Here, Dr. Lopez-Aviles describes her new role at IBV and how she has found her time at NCMM.
Can you describe your new role?
I will start as an Associate Professor at IBV (Department of Biosciences) at the University of Oslo on 1 December 2021. Whilst I’ll be responsible for more teaching than I have been in my current role as NCMM group leader, I’ll be able to continue with the research that I have built up over the last nine years.
What are you most looking forward to?
The stability of having a permanent professorship is something I’m looking forward to, it will be very nice to know that I don’t have to go through evaluation and renewal process, like the past nine years. The teaching aspect of the role is also something I’m looking forward to. I’ve previously taught Advanced Cell Biology, which tends to come at the end of the Bachelor programme, and I’ll now be able to do this as well as teach some courses earlier on in the programme. I’m also looking forward to being part of a bigger basic research environment. IBV has a lot more scientists working with basic research so, whilst my focus might be a bit different, I will have lots in common with the other researchers there.
Where are you planning to take your research next?
We’ve worked hard as a group over the last nine years and so I’ll aim to continue what we started at NCMM. I’ll continue to concentrate on cell signalling and cell cycle progression, as well as gene programmes and transcription. In terms of my group, Marina (Portantier, researcher) will come with me, and we will also hire a PhD student and, eventually, I hope to recruit several Master students.
How was the experience of being a group leader at NCMM?
NCMM offered me a great start. The generous startup package meant that I could have a lot of freedom to develop my research programme and grow my group as I wished. It was certainly overwhelming at the start, however, as coming straight from a postdoc to being a group leader is a big change. It’s certainly been a steep learning curve. However, it’s been a wonderful opportunity, and I’ve been able to get to know many great researchers through my time at NCMM. It was also very positive to be in the same position as other new group leaders who started at the same time as me. We were all in the same position and so naturally supported one another. Finally, I am also grateful to the NCMM administration team who always made things run very smoothly; I always felt very supported here.
What have been the highlights from your time at NCMM?

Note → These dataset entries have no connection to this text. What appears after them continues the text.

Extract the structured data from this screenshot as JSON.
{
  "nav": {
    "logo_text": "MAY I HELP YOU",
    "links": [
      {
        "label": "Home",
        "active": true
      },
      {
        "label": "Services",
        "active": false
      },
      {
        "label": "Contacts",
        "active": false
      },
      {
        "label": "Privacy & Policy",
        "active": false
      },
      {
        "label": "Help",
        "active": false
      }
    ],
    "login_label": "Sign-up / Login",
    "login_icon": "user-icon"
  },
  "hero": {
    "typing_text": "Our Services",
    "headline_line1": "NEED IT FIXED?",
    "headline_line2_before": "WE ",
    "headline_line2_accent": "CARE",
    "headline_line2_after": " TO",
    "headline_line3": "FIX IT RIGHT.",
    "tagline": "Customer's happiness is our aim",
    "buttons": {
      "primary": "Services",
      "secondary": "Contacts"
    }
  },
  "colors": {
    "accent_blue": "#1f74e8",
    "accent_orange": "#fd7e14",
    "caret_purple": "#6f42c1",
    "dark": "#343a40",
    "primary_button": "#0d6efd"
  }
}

There have been some very nice moments over the years. Having papers accepted and hearing that I have been awarded grants have made for some really great moments that I’ve been able to share with my group. As I mentioned previously, I think it was good that several of us started as new group leaders at the same time. It’s been exciting to see how each of their groups has grown and progressed, as well as feel like many of us were in the same boat and experiencing the ups and downs that come with being a researcher together.

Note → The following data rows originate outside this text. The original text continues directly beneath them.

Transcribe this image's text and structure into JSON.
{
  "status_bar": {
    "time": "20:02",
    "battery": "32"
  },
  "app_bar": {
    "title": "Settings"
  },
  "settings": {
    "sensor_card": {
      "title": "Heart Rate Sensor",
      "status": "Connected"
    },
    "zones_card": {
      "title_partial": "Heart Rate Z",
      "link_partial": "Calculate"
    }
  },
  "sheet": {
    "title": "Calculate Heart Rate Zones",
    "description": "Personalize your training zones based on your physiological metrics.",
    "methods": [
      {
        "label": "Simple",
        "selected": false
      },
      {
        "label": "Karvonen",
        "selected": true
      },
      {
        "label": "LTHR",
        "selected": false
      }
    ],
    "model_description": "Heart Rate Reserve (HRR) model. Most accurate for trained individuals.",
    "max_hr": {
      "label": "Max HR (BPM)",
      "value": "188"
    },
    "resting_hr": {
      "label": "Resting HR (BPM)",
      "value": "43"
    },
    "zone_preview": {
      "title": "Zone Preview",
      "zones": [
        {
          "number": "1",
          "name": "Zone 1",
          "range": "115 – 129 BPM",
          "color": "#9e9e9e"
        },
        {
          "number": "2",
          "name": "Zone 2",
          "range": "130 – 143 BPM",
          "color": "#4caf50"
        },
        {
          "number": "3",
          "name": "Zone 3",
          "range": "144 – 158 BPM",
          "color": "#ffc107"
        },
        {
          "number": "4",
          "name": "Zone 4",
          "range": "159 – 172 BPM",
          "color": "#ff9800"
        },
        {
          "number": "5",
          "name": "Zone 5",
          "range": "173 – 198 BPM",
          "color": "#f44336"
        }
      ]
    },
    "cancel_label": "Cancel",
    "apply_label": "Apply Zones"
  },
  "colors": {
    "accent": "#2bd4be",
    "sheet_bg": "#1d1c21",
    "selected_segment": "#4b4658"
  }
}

How do you consider the ‘EMBL model’ of 5+4 years with review?
In my case, the model worked well. After my time at NCMM, I will rotate out to a permanent position at the University of Oslo. However, it’s of course been challenging and stressful at times as it’s never certain that you will secure a permanent position. It certainly is tough when you are from outside of Norway and perhaps find that the community is quite small and difficult to break into.

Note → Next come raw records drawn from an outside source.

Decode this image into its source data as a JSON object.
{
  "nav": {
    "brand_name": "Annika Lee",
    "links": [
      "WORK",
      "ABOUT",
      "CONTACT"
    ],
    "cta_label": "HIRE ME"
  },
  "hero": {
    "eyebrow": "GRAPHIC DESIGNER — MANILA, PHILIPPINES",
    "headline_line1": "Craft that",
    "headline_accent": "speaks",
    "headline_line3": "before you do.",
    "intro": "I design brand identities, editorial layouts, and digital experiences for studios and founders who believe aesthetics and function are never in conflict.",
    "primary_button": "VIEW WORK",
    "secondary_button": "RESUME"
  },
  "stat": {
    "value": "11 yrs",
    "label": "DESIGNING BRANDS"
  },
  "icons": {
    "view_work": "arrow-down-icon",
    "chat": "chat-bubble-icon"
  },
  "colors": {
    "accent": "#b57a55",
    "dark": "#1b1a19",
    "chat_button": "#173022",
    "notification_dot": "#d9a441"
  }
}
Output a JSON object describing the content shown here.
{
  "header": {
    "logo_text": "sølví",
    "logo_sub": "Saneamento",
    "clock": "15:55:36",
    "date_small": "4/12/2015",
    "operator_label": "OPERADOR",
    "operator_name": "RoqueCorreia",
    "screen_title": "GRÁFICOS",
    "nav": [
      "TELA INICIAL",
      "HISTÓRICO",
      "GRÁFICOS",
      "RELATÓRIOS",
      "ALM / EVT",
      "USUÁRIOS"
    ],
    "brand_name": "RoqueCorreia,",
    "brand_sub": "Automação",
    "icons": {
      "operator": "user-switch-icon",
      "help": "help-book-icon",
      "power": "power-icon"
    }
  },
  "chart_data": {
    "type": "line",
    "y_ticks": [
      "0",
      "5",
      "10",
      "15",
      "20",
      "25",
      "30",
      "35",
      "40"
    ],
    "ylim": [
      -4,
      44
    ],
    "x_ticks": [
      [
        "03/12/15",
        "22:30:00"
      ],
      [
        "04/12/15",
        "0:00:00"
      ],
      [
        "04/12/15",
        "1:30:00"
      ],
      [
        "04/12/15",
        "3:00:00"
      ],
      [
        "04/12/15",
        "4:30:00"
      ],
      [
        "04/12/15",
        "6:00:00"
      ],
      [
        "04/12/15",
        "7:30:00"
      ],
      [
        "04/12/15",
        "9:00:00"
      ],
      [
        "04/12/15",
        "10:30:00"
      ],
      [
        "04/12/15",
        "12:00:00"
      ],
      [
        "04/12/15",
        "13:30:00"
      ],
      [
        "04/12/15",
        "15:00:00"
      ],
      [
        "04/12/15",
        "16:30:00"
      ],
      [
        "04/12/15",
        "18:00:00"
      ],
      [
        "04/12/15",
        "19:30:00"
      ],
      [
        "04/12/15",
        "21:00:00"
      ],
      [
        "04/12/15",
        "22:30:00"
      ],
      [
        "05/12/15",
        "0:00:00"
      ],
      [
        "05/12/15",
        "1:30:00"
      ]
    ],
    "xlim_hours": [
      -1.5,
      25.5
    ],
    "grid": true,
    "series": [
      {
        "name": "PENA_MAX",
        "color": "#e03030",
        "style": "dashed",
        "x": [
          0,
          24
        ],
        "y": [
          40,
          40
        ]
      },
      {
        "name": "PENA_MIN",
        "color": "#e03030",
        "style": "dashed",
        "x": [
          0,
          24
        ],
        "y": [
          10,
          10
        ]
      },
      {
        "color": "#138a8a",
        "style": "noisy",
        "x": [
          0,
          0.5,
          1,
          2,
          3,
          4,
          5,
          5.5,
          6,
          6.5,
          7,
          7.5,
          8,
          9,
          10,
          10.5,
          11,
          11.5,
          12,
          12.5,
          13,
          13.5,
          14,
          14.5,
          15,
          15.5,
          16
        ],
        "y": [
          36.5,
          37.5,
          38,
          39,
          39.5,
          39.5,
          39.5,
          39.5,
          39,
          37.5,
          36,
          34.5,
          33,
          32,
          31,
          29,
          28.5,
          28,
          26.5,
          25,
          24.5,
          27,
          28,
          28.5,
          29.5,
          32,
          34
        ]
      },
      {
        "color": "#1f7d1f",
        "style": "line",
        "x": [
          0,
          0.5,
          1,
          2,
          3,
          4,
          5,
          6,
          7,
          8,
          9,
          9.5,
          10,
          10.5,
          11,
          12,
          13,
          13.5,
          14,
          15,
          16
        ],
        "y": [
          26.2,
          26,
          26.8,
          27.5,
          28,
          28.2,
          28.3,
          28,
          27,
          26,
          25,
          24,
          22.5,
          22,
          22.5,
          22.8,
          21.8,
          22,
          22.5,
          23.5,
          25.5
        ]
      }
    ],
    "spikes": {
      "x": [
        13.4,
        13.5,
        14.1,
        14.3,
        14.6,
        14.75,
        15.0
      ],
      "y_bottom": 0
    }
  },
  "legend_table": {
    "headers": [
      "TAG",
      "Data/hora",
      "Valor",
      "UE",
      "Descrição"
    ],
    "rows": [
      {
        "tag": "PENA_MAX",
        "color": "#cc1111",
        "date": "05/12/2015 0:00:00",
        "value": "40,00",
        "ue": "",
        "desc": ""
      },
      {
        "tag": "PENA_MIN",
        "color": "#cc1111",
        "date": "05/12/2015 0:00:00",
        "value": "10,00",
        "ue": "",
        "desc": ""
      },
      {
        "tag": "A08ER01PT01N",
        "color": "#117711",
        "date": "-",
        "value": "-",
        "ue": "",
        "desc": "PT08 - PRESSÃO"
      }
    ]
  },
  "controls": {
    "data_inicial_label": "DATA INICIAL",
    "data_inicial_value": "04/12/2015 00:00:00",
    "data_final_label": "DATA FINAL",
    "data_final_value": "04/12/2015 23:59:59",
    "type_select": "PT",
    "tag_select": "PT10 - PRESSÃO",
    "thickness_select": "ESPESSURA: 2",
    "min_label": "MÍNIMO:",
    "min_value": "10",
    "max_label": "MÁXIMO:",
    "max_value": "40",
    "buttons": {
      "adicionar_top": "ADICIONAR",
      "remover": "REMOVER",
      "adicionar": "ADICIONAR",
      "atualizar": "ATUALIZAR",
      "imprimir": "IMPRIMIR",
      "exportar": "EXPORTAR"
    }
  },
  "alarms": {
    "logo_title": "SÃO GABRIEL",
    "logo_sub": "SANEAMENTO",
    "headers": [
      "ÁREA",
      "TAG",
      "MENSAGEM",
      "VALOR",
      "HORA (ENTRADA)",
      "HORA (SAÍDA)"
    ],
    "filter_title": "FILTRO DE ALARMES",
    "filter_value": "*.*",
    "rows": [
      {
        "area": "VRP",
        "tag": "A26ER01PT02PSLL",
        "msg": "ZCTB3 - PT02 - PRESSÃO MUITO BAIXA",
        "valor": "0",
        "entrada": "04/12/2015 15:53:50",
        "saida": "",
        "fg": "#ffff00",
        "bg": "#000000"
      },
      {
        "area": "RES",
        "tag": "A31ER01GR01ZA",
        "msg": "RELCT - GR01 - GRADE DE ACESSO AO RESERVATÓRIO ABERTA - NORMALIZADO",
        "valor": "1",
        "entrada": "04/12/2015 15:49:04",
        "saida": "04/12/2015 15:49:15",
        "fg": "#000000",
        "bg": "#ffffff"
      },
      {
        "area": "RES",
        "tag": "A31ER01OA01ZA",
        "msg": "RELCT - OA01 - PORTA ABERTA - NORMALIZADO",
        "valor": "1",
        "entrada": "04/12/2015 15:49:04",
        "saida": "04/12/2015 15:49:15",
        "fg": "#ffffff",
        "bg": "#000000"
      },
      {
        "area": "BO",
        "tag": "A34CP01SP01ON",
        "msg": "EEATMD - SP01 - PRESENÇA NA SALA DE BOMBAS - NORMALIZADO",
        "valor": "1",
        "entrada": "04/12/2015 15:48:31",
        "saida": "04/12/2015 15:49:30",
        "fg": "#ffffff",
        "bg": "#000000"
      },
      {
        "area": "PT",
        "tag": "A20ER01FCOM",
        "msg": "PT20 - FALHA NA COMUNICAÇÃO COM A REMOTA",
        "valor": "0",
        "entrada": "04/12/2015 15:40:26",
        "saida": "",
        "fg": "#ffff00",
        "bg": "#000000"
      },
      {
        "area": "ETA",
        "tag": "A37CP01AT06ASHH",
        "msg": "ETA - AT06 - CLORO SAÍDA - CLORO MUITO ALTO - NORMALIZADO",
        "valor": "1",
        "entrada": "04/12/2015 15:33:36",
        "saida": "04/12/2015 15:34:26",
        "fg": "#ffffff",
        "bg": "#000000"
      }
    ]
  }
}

How do you think NCMM could better support group leaders with securing permanent professor positions at universities in Norway?
I think it’s important that the university is part of the group leader hiring process, or at least they get to know group leaders from the start of their time at NCMM. That way, they’re able to see what kind of roles NCMM is recruiting for and identify how these candidates might fit with them in the future. This might then help with a smoother and more natural transition to securing a permanent role within the university. I think this has improved in recent years; several of the NCMM group leaders are already integrated into UiO departments and I think this can only be a positive thing for the future.